Board game – Bombardo

This is an example of a board game made by disabled soldiers and sailors at the Lord Roberts Memorial Workshops between 1919 and 1939. Board games have been a form of entertainment for centuries, and it remains a popular leisure activity.

Field Marshal Lord Roberts (1832-1914) was a British general who became one of the most successful military commanders of his time. He won the Victoria Cross in 1857, and had long campaigned for more to be done for ex-servicemen, especially those who had been disabled. He took a keen interest in the workshops and became one of the Trustees. Following his death in 1914, while visiting troops in France, it was decided, as a memorial to him, to expand the workshops and to name them after him.

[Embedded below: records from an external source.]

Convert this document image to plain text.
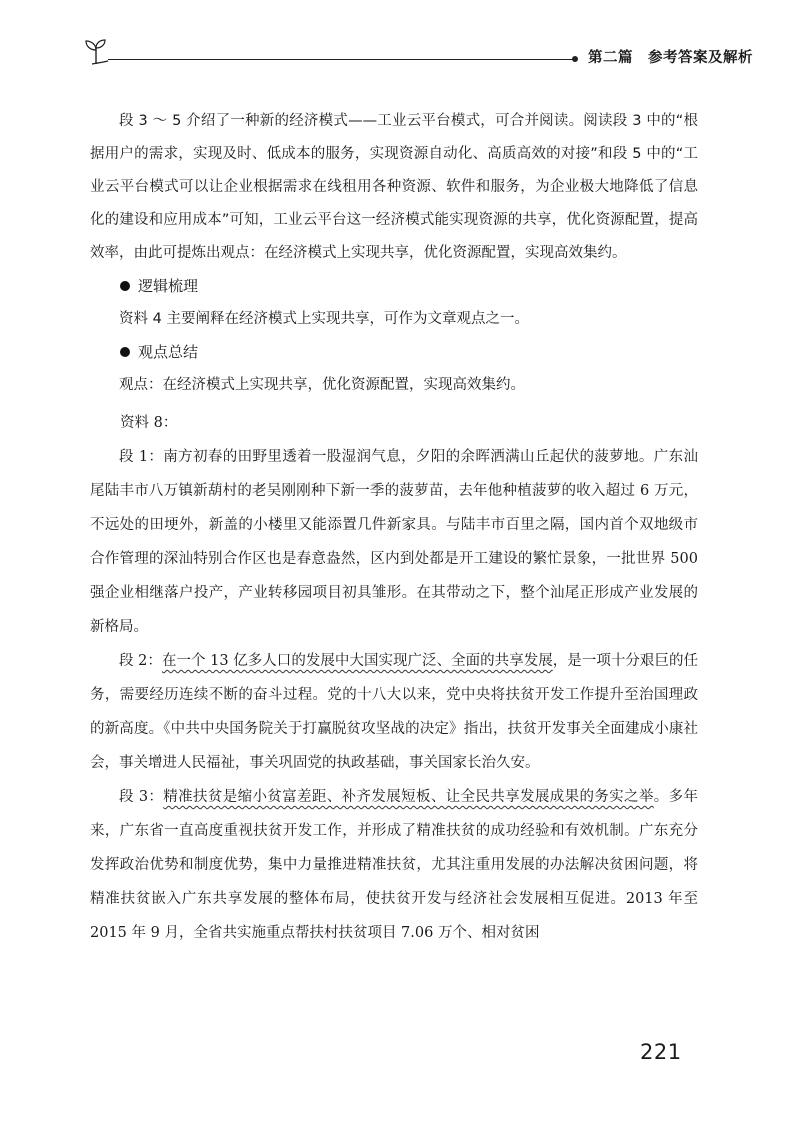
第二篇　参考答案及解析

段 3 ～ 5 介绍了一种新的经济模式——工业云平台模式，可合并阅读。阅读段 3 中的“根据用户的需求，实现及时、低成本的服务，实现资源自动化、高质高效的对接”和段 5 中的“工业云平台模式可以让企业根据需求在线租用各种资源、软件和服务，为企业极大地降低了信息化的建设和应用成本”可知，工业云平台这一经济模式能实现资源的共享，优化资源配置，提高效率，由此可提炼出观点：在经济模式上实现共享，优化资源配置，实现高效集约。

逻辑梳理

资料 4 主要阐释在经济模式上实现共享，可作为文章观点之一。

观点总结

观点：在经济模式上实现共享，优化资源配置，实现高效集约。

资料 8：

段 1：南方初春的田野里透着一股湿润气息，夕阳的余晖洒满山丘起伏的菠萝地。广东汕尾陆丰市八万镇新葫村的老吴刚刚种下新一季的菠萝苗，去年他种植菠萝的收入超过 6 万元，不远处的田埂外，新盖的小楼里又能添置几件新家具。与陆丰市百里之隔，国内首个双地级市合作管理的深汕特别合作区也是春意盎然，区内到处都是开工建设的繁忙景象，一批世界 500 强企业相继落户投产，产业转移园项目初具雏形。在其带动之下，整个汕尾正形成产业发展的新格局。

段 2：在一个 13 亿多人口的发展中大国实现广泛、全面的共享发展，是一项十分艰巨的任务，需要经历连续不断的奋斗过程。党的十八大以来，党中央将扶贫开发工作提升至治国理政的新高度。《中共中央国务院关于打赢脱贫攻坚战的决定》指出，扶贫开发事关全面建成小康社会，事关增进人民福祉，事关巩固党的执政基础，事关国家长治久安。

段 3：精准扶贫是缩小贫富差距、补齐发展短板、让全民共享发展成果的务实之举。多年来，广东省一直高度重视扶贫开发工作，并形成了精准扶贫的成功经验和有效机制。广东充分发挥政治优势和制度优势，集中力量推进精准扶贫，尤其注重用发展的办法解决贫困问题，将精准扶贫嵌入广东共享发展的整体布局，使扶贫开发与经济社会发展相互促进。2013 年至 2015 年 9 月，全省共实施重点帮扶村扶贫项目 7.06 万个、相对贫困

221
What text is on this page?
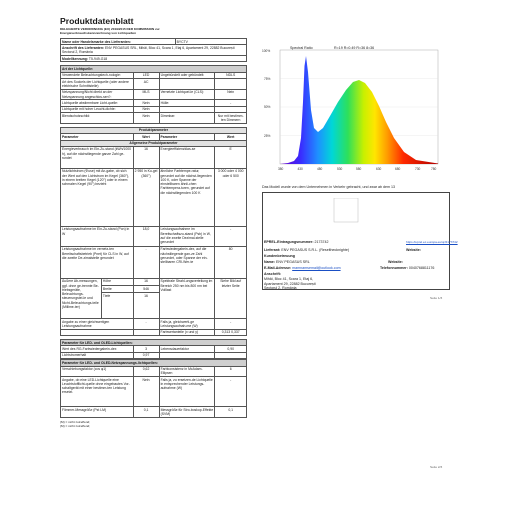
Produktdatenblatt
DELEGIERTE VERORDNUNG (EU) 2019/2015 DER KOMMISSION zur Energieverbrauchskennzeichnung von Lichtquellen
Name oder Handelsmarke des Lieferanten:	BYCTV
Anschrift des Lieferanten: ENV PEGASUS SRL, Mihăi, Bloc 41, Scara 1, Etaj 6, Apartament 29, 22882 București Sectorul 2, România
Modellkennung: T5-949-G18
Art der Lichtquelle:			
Verwendete Beleuchtungstech-nologie:	LED	Ungebündelt oder gebündelt:	NDLS
Art des Sockels der Lichtquelle (oder andere elektrische Schnittstelle)	AC		
Netzspannung/Nicht direkt an der Netzspannung angeschlos-sen?:	MLS	Vernetzte Lichtquel-le (CLS):	Nein
Lichtquelle abstimmbare Licht-quelle:	Nein	Hülle:	-
Lichtquelle mit hoher Leucht-dichte:	Nein		
Blendschutzschild:	Nein	Dimmbar:	Nur mit bestimm-ten Dimmern
Produktparameter				
Parameter		Wert	Parameter	Wert
Allgemeine Produktparameter				
Energieverbrauch im Ein-Zu-stand (kWh/1000 h), auf die nächstliegende ganze Zahl ge-rundet		16	Energieeffizienzklas-se	E
Nutzlichtstrom (Φuse) mit An-gabe, ob sich der Wert auf den Lichtstrom im Kegel (360°), in einem breiten Kegel (120°) oder in einem schmalen Kegel (90°) bezieht		2 950 in Ku-gel (360°)	ähnliche Farbtempe-ratur, gerundet auf die nächst-liegenden 100 K, oder Spanne der einstellbaren ähnli-chen Farbtempera-turen, gerundet auf die nächstliegenden 100 K	3 000 oder 4 000 oder 6 500
Leistungsaufnahme im Ein-Zu-stand (Pon) in W		18,0	Leistungsaufnahme im Bereitschaftszu-stand (Psb) in W, auf die zweite Dezimal-stelle gerundet	-
Leistungsaufnahme im vernetz-ten Bereitschaftsbetrieb (Pnet) für CLS in W, auf die zweite De-zimalstelle gerundet		-	Farbwiedergabein-dex, auf die nächstliegende gan-ze Zahl gerundet, oder Spanne der ein-stellbaren CRI-Wer-te	80
Äußere Ab-messungen, ggf. ohne ge-trennte Be-triebsgeräte, Beleuchtungs-steuerungstei-le und Nicht-Beleuchtungs-teile (Millime-ter)	Höhe	16	Spektrale Strahl-ungsverteilung im Bereich 250 nm bis 800 nm bei Volllast	Siehe Bild auf letzter Seite
	Breite	546		
	Tiefe	16		
Angabe zu einer gleichwertigen Leistungsaufnahme		-	Falls ja, gleichwerti-ge Leistungsaufnah-me (W)	-
			Farbwertanteile (x und y)	0,313 0,337
Parameter für LED- und OLED-Lichtquellen:			
Wert des RG-Farbwiedergabein-dex	3	Lebensdauerfaktor	0,90
Lichtstromerhalt	0,97		
Parameter für LED- und OLED-Netzspannungs-lichtquellen:			
Verschiebungsfaktor (cos φ1)	0,62	Farbkonsistenz in McAdam-Ellipsen	6
Angabe, ob eine LED-Lichtquelle eine Leuchtstofflicht-quelle ohne eingebautes Vor-schaltgerät mit einer bestimm-ten Leistung ersetzt.	Nein	Falls ja, zu ersetzen-de Lichtquelle in entsprechender Leistungs-aufnahme (W)	-
Flimmer-Messgröße (Pst LM)	0,1	Messgröße für Stro-boskop-Effekte (SVM)	0,1
(M) = nicht zutreffend;
(M) = nicht zutreffend;
Spectral Ratio	R=19 R=0.49 R=36 8=36
100%
75%
50%
25%
380	430	480	530	580	630	680	730	780
Das Modell wurde von dem Unternehmen in Verkehr gebracht, und zwar ab dem 13
EPREL-Eintragungsnummer: 2173742	https://eprel.ec.europa.eu/qr/2173742
Lieferant: ENV PEGASUS S.R.L. (Reselthecknighte)	Website:
Kundenbetreuung
Name: ENV PEGASUS SRL	Website:
E-Mail-Adresse: mamnamsemail@outlook.com	Telefonnummer: 0040768811176
Anschrift:
Mihăi, Bloc 41, Scara 1, Etaj 6, Apartament 29, 22882 București Sectorul 2, România
Seite 1/3
Seite 2/3
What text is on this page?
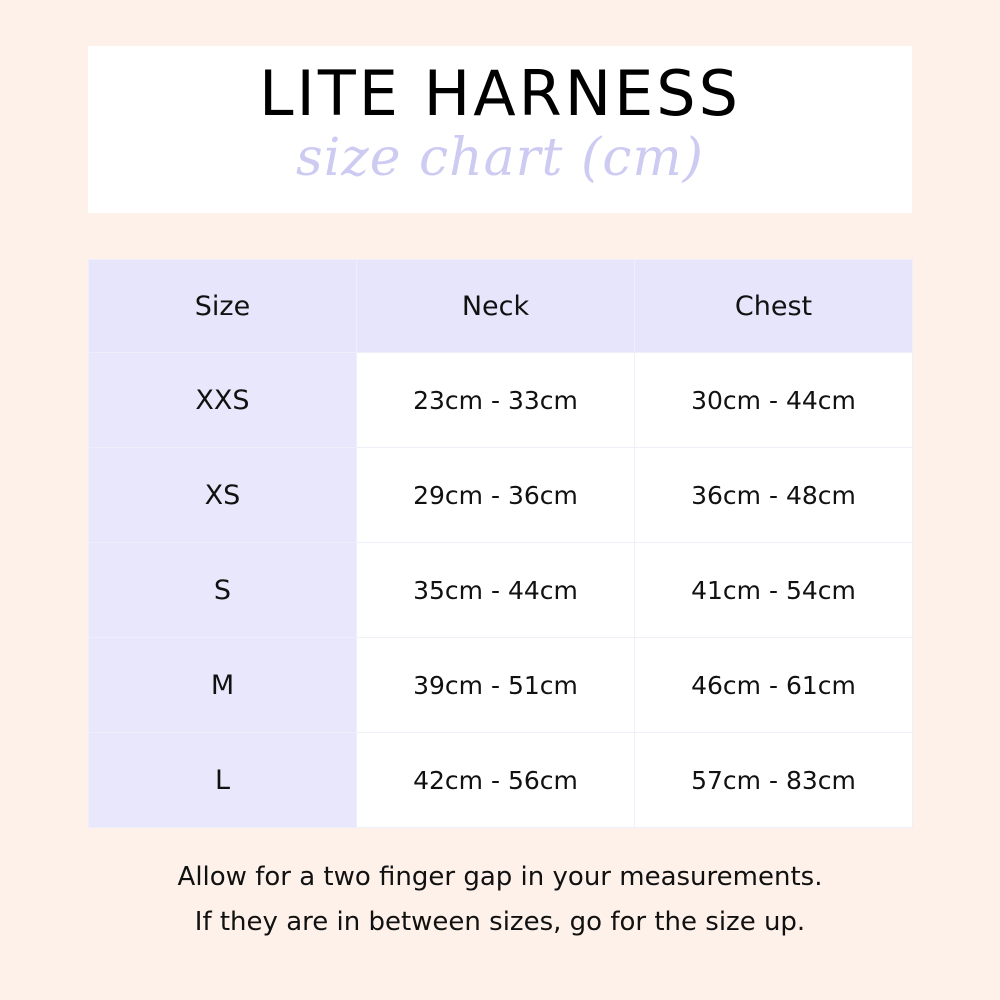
LITE HARNESS
size chart (cm)
Size	Neck	Chest
XXS	23cm - 33cm	30cm - 44cm
XS	29cm - 36cm	36cm - 48cm
S	35cm - 44cm	41cm - 54cm
M	39cm - 51cm	46cm - 61cm
L	42cm - 56cm	57cm - 83cm
Allow for a two finger gap in your measurements.
If they are in between sizes, go for the size up.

By 1920 there were eleven workshops around the country producing a wide variety of goods including basket ware, toys, beds and bedding and all types of furniture. After the First World War there must have been thousands of injured veterans, competing for work during the difficult economic times of the 1920s and 1930s. Dolls houses, furniture and board games like Bombardo were made postwar alongside the wartime painting of toy soldiers.

The game consists of a 3 fold board, various coloured balls to be placed in wire supports, a spinning top and a striker. Each player choses a colour and then the top is spun activating the striker that hits some of the supports and dislodging some of the balls. After the top has stopped, the player with the most balls remaining on their supports is the winner.

This board game has the date 1929 on the box cover.